Using advanced analytics, machine learning and AI on the cloud, organizations now have powerful ways to:

  • Form a large, complicated, diverse set of patient demographics, genetic profiles and other patient data
  • Understand the underrepresented subgroups
  • Build models that encompass diverse populations
  • Close the diversity gap in the clinical trial recruitment process
  • Ensure that data traceability and transparency align with FDA guidance and regulations

Initiating a clinical trial consists of four steps:

  1. Understanding the nature of the disease
  2. Gathering and analyzing the existing patient data
  3. Creating a patient selection model
  4. Recruiting participants

Addressing diversity disparity during steps two and three will help researchers better understand how drugs or biologics work, shorten clinical trial approval time, increase trial acceptability amongst patients and achieve medical product and business goals.

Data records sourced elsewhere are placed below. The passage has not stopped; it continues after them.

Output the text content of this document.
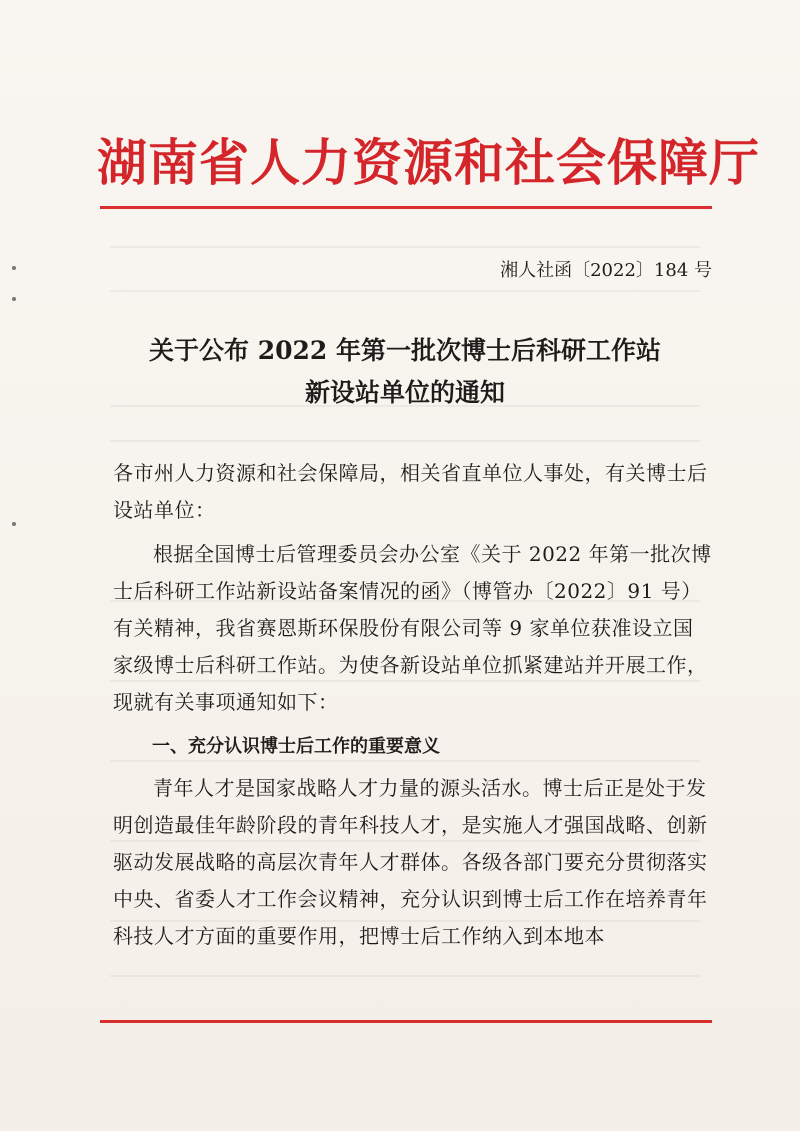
湖南省人力资源和社会保障厅
湘人社函〔2022〕184 号
关于公布 2022 年第一批次博士后科研工作站
新设站单位的通知
各市州人力资源和社会保障局，相关省直单位人事处，有关博士后设站单位：
根据全国博士后管理委员会办公室《关于 2022 年第一批次博士后科研工作站新设站备案情况的函》（博管办〔2022〕91 号）有关精神，我省赛恩斯环保股份有限公司等 9 家单位获准设立国家级博士后科研工作站。为使各新设站单位抓紧建站并开展工作，现就有关事项通知如下：
一、充分认识博士后工作的重要意义
青年人才是国家战略人才力量的源头活水。博士后正是处于发明创造最佳年龄阶段的青年科技人才，是实施人才强国战略、创新驱动发展战略的高层次青年人才群体。各级各部门要充分贯彻落实中央、省委人才工作会议精神，充分认识到博士后工作在培养青年科技人才方面的重要作用，把博士后工作纳入到本地本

A data-driven framework for diversity

Here are some examples to help us understand the diversity gaps. Hispanic/Latinx patients make up 18.5% of the population but only 1% of typical trial participants; African-American/Black patients make up 13.4% of the population but only 5% of typical trial participants. Between 2011 and 2020, 60% of vaccine trials did not include any patients over 65—even though 16% of the U.S. population is over 65. To fill diversity gaps like these, the key is to include the underrepresented populations in the clinical trial recruitment process.

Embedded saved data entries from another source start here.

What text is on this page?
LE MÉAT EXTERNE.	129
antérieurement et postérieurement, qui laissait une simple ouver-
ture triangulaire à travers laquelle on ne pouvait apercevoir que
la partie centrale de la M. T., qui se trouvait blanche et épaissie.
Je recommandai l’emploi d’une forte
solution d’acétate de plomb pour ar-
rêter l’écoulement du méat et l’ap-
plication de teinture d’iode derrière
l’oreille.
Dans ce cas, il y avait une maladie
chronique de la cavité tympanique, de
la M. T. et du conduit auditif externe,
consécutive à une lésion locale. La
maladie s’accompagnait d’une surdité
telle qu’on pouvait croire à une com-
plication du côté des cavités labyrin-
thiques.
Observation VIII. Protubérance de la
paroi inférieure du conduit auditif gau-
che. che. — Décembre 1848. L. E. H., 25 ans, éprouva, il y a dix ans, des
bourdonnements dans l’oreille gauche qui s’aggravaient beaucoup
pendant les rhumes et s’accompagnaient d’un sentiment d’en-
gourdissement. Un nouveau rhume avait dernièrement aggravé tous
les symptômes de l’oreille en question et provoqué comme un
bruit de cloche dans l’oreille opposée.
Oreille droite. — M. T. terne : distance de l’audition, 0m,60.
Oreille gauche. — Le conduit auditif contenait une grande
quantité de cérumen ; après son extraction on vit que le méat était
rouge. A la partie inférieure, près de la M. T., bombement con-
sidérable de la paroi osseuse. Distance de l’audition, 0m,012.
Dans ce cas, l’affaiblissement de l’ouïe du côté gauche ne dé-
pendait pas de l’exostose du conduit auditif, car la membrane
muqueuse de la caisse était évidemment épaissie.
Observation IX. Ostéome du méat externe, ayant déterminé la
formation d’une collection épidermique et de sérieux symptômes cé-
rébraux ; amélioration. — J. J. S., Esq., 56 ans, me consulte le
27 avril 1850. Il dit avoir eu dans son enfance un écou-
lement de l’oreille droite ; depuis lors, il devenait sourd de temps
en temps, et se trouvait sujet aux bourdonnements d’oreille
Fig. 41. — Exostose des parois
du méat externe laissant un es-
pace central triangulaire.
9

For the steps leading up to recruitment, we can evaluate the full range of data sources listed above. Depending on the disease or condition, we can evaluate which diversity parameters are applicable and what data sources are relevant. From there, clinical trial design teams can define patient eligibility criteria, or expand trials to additional sites to ensure all populations are properly represented in the trial design and planning phase.

How IBM can help

To effectively enable diversity in clinical trials, IBM has various solutions, including data management, performing AI and advanced analytics on the cloud, and setting up an ML Ops framework. It helps trial designers provision and prepare data, merge various aspects of patient data, identify diversity parameters and eliminate bias in modeling. It does this using an AI-assisted process that optimizes patient selection and recruitment by better defining clinical trial inclusion and exclusion criteria.

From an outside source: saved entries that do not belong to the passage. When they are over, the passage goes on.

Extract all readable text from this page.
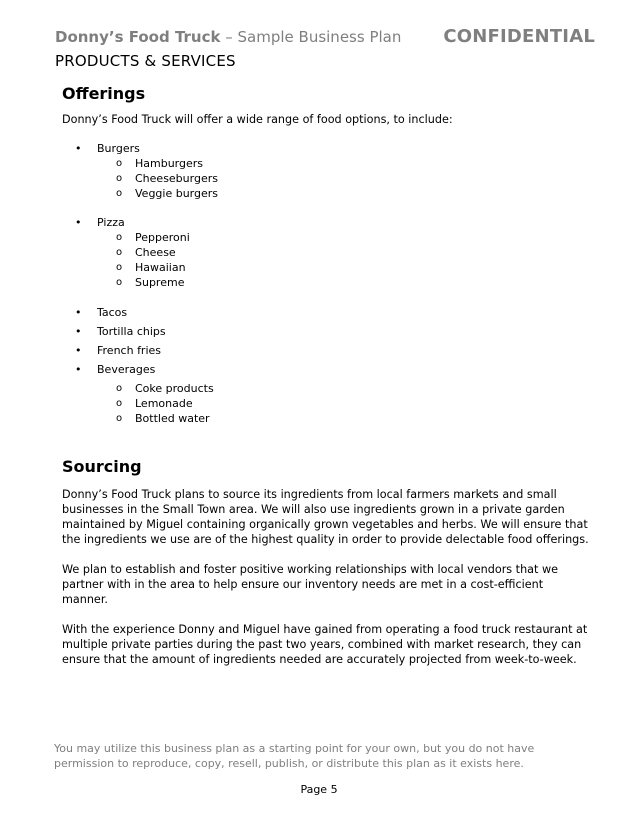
Donny’s Food Truck – Sample Business Plan CONFIDENTIAL
PRODUCTS & SERVICES
Offerings

Donny’s Food Truck will offer a wide range of food options, to include:

• Burgers
o Hamburgers
o Cheeseburgers
o Veggie burgers
• Pizza
o Pepperoni
o Cheese
o Hawaiian
o Supreme
• Tacos
• Tortilla chips
• French fries
• Beverages
o Coke products
o Lemonade
o Bottled water
Sourcing

Donny’s Food Truck plans to source its ingredients from local farmers markets and small businesses in the Small Town area. We will also use ingredients grown in a private garden maintained by Miguel containing organically grown vegetables and herbs. We will ensure that the ingredients we use are of the highest quality in order to provide delectable food offerings.

We plan to establish and foster positive working relationships with local vendors that we partner with in the area to help ensure our inventory needs are met in a cost-efficient manner.

With the experience Donny and Miguel have gained from operating a food truck restaurant at multiple private parties during the past two years, combined with market research, they can ensure that the amount of ingredients needed are accurately projected from week-to-week.

You may utilize this business plan as a starting point for your own, but you do not have permission to reproduce, copy, resell, publish, or distribute this plan as it exists here.
Page 5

Because the process is traceable and equitable, it provides a robust selection process for trial participant recruitment. As life sciences companies adopt such frameworks, they can build trust that clinical trials have diverse populations and thus build trust in their products. Such processes also help healthcare practitioners better understand and anticipate possible impacts products may have on specific populations, rather than responding ad hoc, where it may be too late to treat conditions.


IBM’s solutions and consulting services can help you leverage additional data sources and identify more relevant diversity parameters so that trial inclusion and exclusion criteria can be re-examined and optimized. These solutions can also help you determine whether your patient selection process accurately represents disease prevalence and improve clinical trial recruitment. Using machine learning and AI, these processes can easily be scaled across a range of trials and populations as part of a streamlined, automated workflow.

These solutions can help life sciences companies build trust with communities that have been historically underrepresented in clinical trials and improve health outcomes.